Я даже представить себе не мог, когда он успевал набраться всего этого; казалось, вся эта словесная дурь сама возникала в его голове. Он говорил, что давно мечтает присоединиться к какой-то ультралевой политической организации, его останавливало только то, что они давали обет безбрачия и, кажется, были скопцами, – надругательство над собой в его планы не входило.
Он говорил, говорил… Я шел и слушал. Останавливались, курили сигарету на двоих и шли дальше, по гальке, в направлении старого маяка.
Наткнулись на лодку. Разбитая, она лежала вверх дном. Изнутри сквозь дыры торчали сеть, леска, сломанное весло. Сели.
– Вот так и человек, – сказал Ханни, скреб по дну банки и говорил: – Человек тоже как эта лодка. Бывает, смотришь, с виду вроде ничего, а на воду поставишь, он и на дно пойдет.

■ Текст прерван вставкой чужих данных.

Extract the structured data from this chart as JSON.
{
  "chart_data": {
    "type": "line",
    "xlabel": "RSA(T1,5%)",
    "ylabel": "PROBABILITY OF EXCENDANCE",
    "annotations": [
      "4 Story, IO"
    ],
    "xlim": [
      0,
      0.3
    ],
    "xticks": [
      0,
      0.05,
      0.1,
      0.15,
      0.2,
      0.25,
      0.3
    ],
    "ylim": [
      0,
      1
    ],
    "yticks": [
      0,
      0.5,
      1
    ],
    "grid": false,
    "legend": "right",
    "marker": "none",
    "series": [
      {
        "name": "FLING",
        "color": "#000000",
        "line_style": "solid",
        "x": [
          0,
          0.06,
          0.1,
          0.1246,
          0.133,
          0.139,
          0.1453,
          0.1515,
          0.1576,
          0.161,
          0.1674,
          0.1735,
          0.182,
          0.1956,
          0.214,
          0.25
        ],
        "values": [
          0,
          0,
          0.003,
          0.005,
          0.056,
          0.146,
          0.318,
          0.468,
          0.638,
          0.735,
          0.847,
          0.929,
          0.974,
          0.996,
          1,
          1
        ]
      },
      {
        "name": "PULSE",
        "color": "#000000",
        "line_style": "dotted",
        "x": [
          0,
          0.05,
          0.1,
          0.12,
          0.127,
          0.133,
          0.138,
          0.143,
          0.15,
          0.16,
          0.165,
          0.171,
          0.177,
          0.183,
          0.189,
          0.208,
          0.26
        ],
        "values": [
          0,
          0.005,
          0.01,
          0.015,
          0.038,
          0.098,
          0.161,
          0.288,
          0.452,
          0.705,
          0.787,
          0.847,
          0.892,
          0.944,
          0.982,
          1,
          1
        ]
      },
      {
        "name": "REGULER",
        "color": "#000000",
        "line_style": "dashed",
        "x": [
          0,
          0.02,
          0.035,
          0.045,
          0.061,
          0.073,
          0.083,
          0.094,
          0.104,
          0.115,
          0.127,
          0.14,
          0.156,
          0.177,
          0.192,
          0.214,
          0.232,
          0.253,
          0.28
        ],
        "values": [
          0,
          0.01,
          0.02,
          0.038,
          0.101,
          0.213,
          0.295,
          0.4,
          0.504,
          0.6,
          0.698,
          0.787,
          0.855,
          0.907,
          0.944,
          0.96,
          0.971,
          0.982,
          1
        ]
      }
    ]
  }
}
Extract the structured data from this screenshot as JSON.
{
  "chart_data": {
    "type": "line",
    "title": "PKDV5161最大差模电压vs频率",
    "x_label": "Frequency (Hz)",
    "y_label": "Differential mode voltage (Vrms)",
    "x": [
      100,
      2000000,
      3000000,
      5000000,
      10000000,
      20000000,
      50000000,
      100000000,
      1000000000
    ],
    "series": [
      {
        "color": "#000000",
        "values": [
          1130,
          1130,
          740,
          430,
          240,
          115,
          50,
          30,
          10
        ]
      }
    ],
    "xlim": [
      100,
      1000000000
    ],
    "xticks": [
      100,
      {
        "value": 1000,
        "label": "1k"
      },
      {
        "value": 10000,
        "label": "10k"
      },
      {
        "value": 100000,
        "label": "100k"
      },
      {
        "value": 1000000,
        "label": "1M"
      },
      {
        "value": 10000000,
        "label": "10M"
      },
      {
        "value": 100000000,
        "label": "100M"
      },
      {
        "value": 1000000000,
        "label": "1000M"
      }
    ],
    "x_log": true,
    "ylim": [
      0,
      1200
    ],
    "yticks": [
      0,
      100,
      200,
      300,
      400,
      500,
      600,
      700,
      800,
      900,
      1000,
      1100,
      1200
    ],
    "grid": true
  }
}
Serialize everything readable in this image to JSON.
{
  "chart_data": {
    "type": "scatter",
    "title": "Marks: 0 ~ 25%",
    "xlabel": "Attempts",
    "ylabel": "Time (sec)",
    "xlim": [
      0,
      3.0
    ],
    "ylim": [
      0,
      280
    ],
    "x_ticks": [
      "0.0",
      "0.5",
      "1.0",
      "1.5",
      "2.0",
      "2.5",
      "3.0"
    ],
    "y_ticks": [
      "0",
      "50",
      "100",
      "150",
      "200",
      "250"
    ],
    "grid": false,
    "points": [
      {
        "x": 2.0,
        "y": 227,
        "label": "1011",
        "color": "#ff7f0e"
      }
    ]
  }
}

Вечерами ходили в порт. Мимо апокалиптической выставки кранов, которую охранял старик с граблями, мимо лошадей, лужи с утками, доходили до старинного баронства, мочились там во дворе, возле музейной конюшни, курили, сидя на скамейке, шли дальше, в магазин, брали немного пива, шли обратно, распивали пиво во дворе баронства, выкуривали сигарету и плелись к морю. Глазели на ненормально медленные машины с немецкими номерами, на рыбаков в резиновых штанах, на холмы…
В порту курили трубку. Она свистела и еле тянулась. Отдавала горечью на языке. Хануман не стал ее чистить, выбросил в море.